Questões que obrigam Francisco a permanecer no trono de Pedro até pelo menos 2024, ano em que encerrará a consulta.

Apesar desse compromisso, as especulações sobre sua renúncia dispararam, principalmente por conta de seus problemas de saúde, já que tem se locomovido em cadeira de rodas e sofre de problemas no joelho.

Renunciar?

“Enquanto Bento XVI estava vivo, era impensável imaginar a existência de três papas. Hoje a possibilidade de sua renúncia é concreta”, embora “sua saúde não o tenha impedido de cumprir sua missão até o momento”, reconhece Politi.

Aos 86 anos, o papa argentino não reduziu tanto seus compromissos e confirmou uma viagem à África no final de janeiro e início de fevereiro e outra a Portugal em agosto.

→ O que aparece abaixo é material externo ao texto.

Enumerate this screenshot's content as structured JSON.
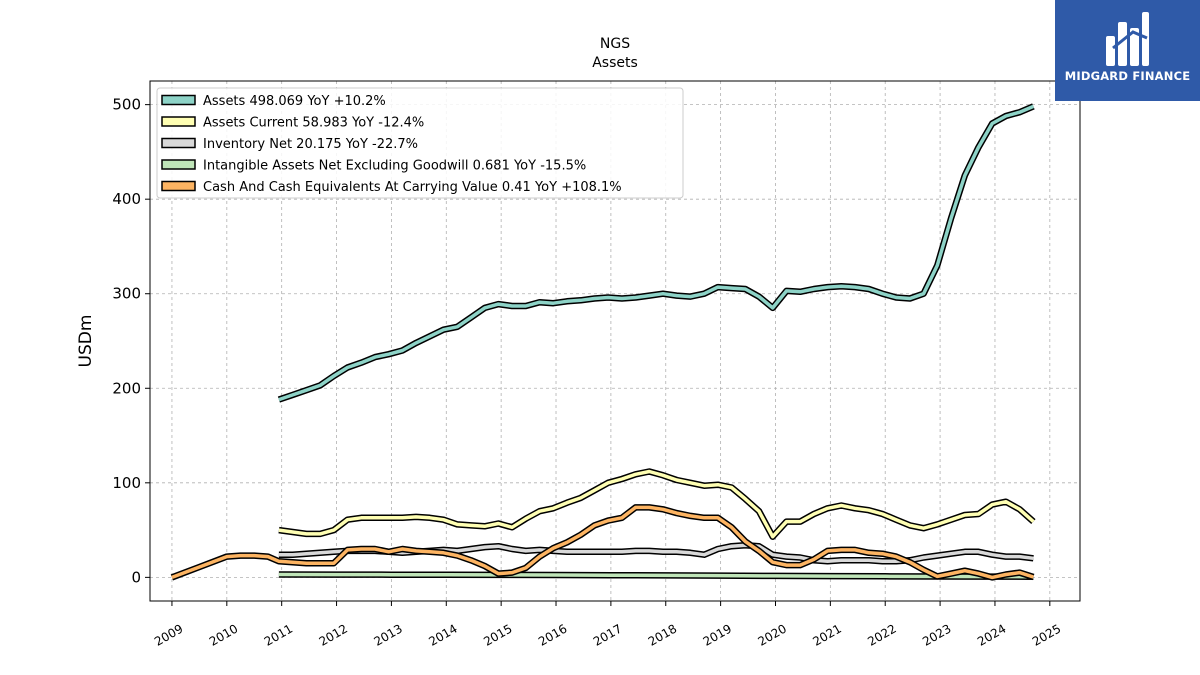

Embora tenha dito em várias ocasiões que não descarta renunciar caso sua saúde não o permita governar a Igreja, não parece contemplar essa opção, também para evitar a renúncia de dois papas seguidos.

Mas se as circunstâncias o forçarem a abdicar, “evitará repetir o padrão de dois papas residentes no Vaticano, vestidos de branco e com o mesmo título”, diz Bernard Lecomte, autor do livro “Les secrets du Vatican” (“Os Segredos do Vaticano”, em tradução livre).

“Há um vácuo legal no direito canônico sobre isso. Chegou a hora de escrever uma norma”, acredita o bispo Patrick Valdrini, professor emérito da Pontifícia Universidade Lateranense de Roma.

“Francisco precisa querer”, admitiu, depois de sugerir que adotasse o título de “bispo emérito de Roma” e não papa emérito, como optou Bento XVI.